Nous avions organisé il y a quelques mois un colloque intitulé « La fracture civique en question ». Il était accompagné d’un sondage. A la question « qu’est-ce que le civisme ? », 68 % des gens répondaient « le respect des autres », et seulement 13 % « voter ». A la question « quel regard portez-vous sur le politique ? », 40 % avaient répondu qu’ils se sentaient abandonnés par les politiques et un sur trois se disait prêt à voter pour un homme ou une femme fort, même au mépris de la démocratie. Les votes d’abstention et en faveur du Front national ne sont donc pas une surprise pour moi. La fatigue psychique que j’observe engendre ce vote qui n’est pas d’adhésion mais d’humeur et d’expression. Et plutôt que de condamner les électeurs, il est urgent de réfléchir au fait que ce vote est à la hauteur de la déception engendrée par les partis dits « classiques » que sont l’UMP et le PS.
L’origine des maux français n’est-elle pas d’abord à chercher du côté du chômage, de la précarité et de la baisse des niveaux de vie ?
L’économie marchande est-elle capable d’offrir des emplois à tous ? Ce n’est pas évident. Je crois que nous devons retrouver de nouvelles modalités de croissance mais tout n’est peut-être pas marchand. Des expériences peuvent être tentées et des chantiers nouveaux explorés sur la réciprocité, le troc, l’engagement bénévole… Tout ne se mesure pas en chiffres et la dimension humaine doit être intégrée à une refonte des équations de la République.
Vous dites qu’il faut faire émerger de nouveaux comportements citoyens. De quelle façon ?

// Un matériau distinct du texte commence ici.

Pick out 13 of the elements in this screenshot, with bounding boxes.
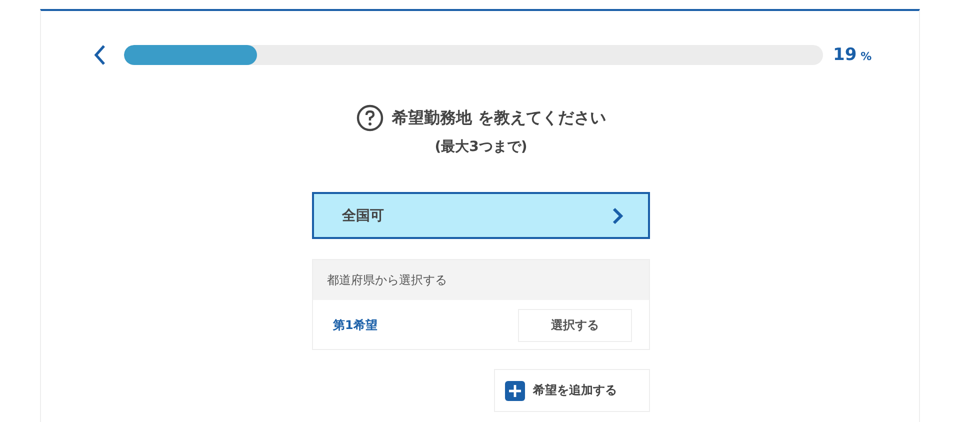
progress-value: 19: [833, 45, 857, 65]
plus-icon: [505, 380, 525, 400]
nationwide-option[interactable]: 全国可: [312, 192, 650, 239]
back-icon[interactable]: [93, 44, 107, 66]
question-note: (最大3つまで): [434, 138, 528, 156]
percent-sign: %: [860, 50, 872, 63]
chevron-right-icon: [612, 206, 624, 224]
help-icon[interactable]: [356, 104, 384, 132]
add-choice-button[interactable]: 希望を追加する: [494, 369, 650, 412]
select-button[interactable]: 選択する: [518, 309, 632, 342]
question-title: 希望勤務地 を教えてください: [392, 108, 606, 128]
panel-header: 都道府県から選択する: [327, 272, 447, 288]
choice-label: 第1希望: [333, 317, 378, 334]
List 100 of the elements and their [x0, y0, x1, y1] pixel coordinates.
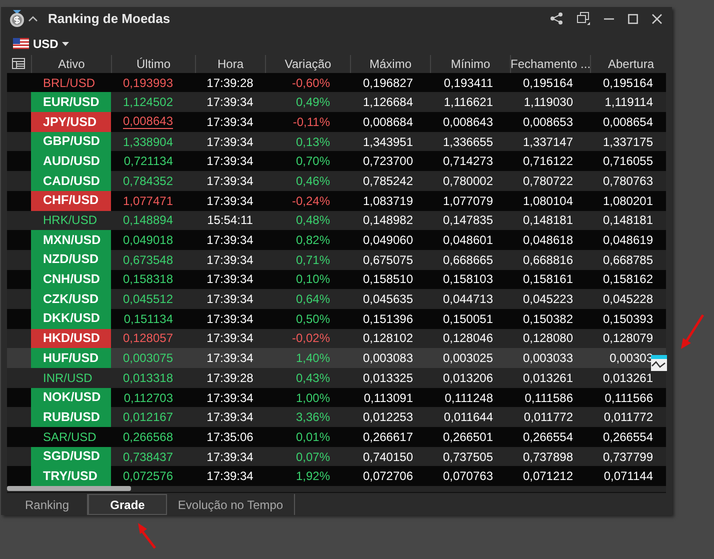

A l’évidence, d’abord par l’éducation. Nous devons passer de la contrainte au plaisir de l’apprentissage et de la connaissance. Plutôt que de respecter les programmes à la lettre, il faudrait sans doute donner aux enfants le goût d’apprendre et développer leur sens critique, notamment en réintroduisant ce que l’on appelait les humanités. La deuxième piste consiste à réfléchir à l’égalité des parcours, et non des chances, qui consiste à offrir à chacun la possibilité d’aller au maximum de ses possibilités. Enfin, l’exclusion et la précarité me préoccupent énormément et je pense que l’une des solutions consiste à adapter nos outils fiscaux à la réalité de notre société. Le travail ne peut pas payer à la fois la retraite et la santé. Je suis convaincu que ce sera l’une des questions fondamentales de la future élection présidentielle.
« L’égalité des chances, plus personne n’y croit. C’est plutôt l’égalité des parcours qu’il faut mettre en avant »
Jean-Paul Delevoye est médiateur de la République depuis 2004. Il a remis en mars son rapport 2010 au président de la République. Maire UMP de Bapaume (Pas-de-Calais), il préside également le Conseil économique, social et environnemental. Ancien député et sénateur, il a été ministre de la Fonction publique, de la Réforme de l’Etat et de l’Aménagement du territoire de 2002 à 2004.